PALERMO. Qualche regalo a Francesco Cascio ci fu ma non si trattò di uno scambio corruttivo, solo di omaggi per la sua “simpatia e correttezza”. Così ha raccontato alla corte d’appello Giuseppe Lapis, l’imprenditore che ad agosto è andato dai pm per raccontare dei suoi regali all’ex assessore al Turismo (i fatti sono del 2002), condannato in primo grado a due anni e otto mesi per corruzione.

Secondo l’accusa, Cascio, mentre era assessore al Turismo e vicepresidente della Regione nel governo Cuffaro (2001-2004), avrebbe consentito a una società titolare di un resort e di un impianto sportivo adibito a campi da golf di ottenere fondi europei. In cambio avrebbe ricevuto “lavori” e “servizi” per la costruzione di una villetta a Collesano, nei pressi dello stesso resort.

Cascio avrebbe agito “in concorso” con altri due ex dirigenti regionali, Agostino Porretto e Aldo Greco, che hanno scelto il rito ordinario.

Nel processo d’appello sono confluite le recenti dichiarazioni di Giuseppe Lapis e del figlio Gianluigi. Ai magistrati Lapis ha detto di aver “ottenuto dall’onorevole Cascio facilitazioni nell’ottenimento dei contributi per la mia società, la Ecotecna. In particolare, Cascio si prodigò perché fosse approvata la delibera che ammetteva fra i lavori finanziabili anche quelli svolti in economia”.

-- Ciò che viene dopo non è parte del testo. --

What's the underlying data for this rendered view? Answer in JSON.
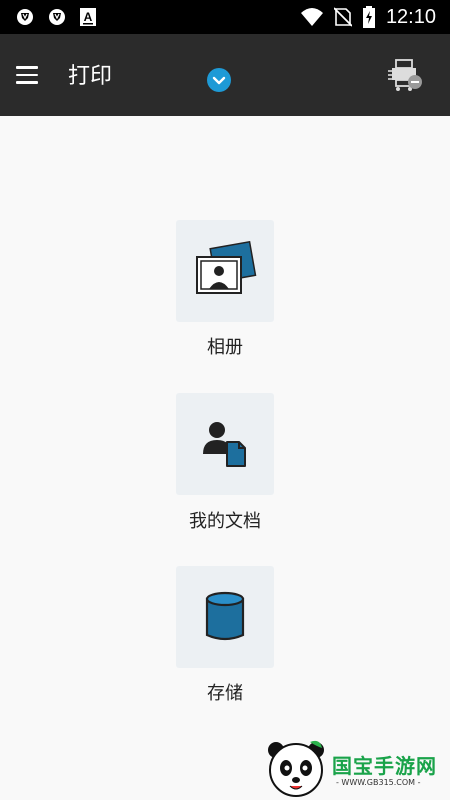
{
  "status_bar": {
    "time": "12:10",
    "icons": [
      "shield-notification-icon",
      "shield-notification-icon",
      "font-a-icon",
      "wifi-icon",
      "no-sim-icon",
      "battery-charging-icon"
    ]
  },
  "app_bar": {
    "title": "打印",
    "menu_icon": "hamburger-menu-icon",
    "dropdown_icon": "chevron-down-icon",
    "printer_icon": "printer-status-icon",
    "background": "#2b2b2b",
    "accent": "#1e9ad6"
  },
  "tiles": [
    {
      "label": "相册",
      "icon": "photos-icon"
    },
    {
      "label": "我的文档",
      "icon": "my-documents-icon"
    },
    {
      "label": "存储",
      "icon": "storage-icon"
    }
  ],
  "watermark": {
    "text": "国宝手游网",
    "sub": "- WWW.GB315.COM -"
  }
}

Oggi, rispondendo alle domande del pg Emanuele Ravaglioli, Lapis ha aggiustato il tiro: “Sono andato in assessorato come avevo già fatto in precedenza – ha spiegato – Volevo sollecitare l’assessorato per sbrigare la mia pratica, se la prendevano comoda. Non ho mai chiesto a Cascio di fare cose illecite. Di quella circolare non ho beneficiato solo io”.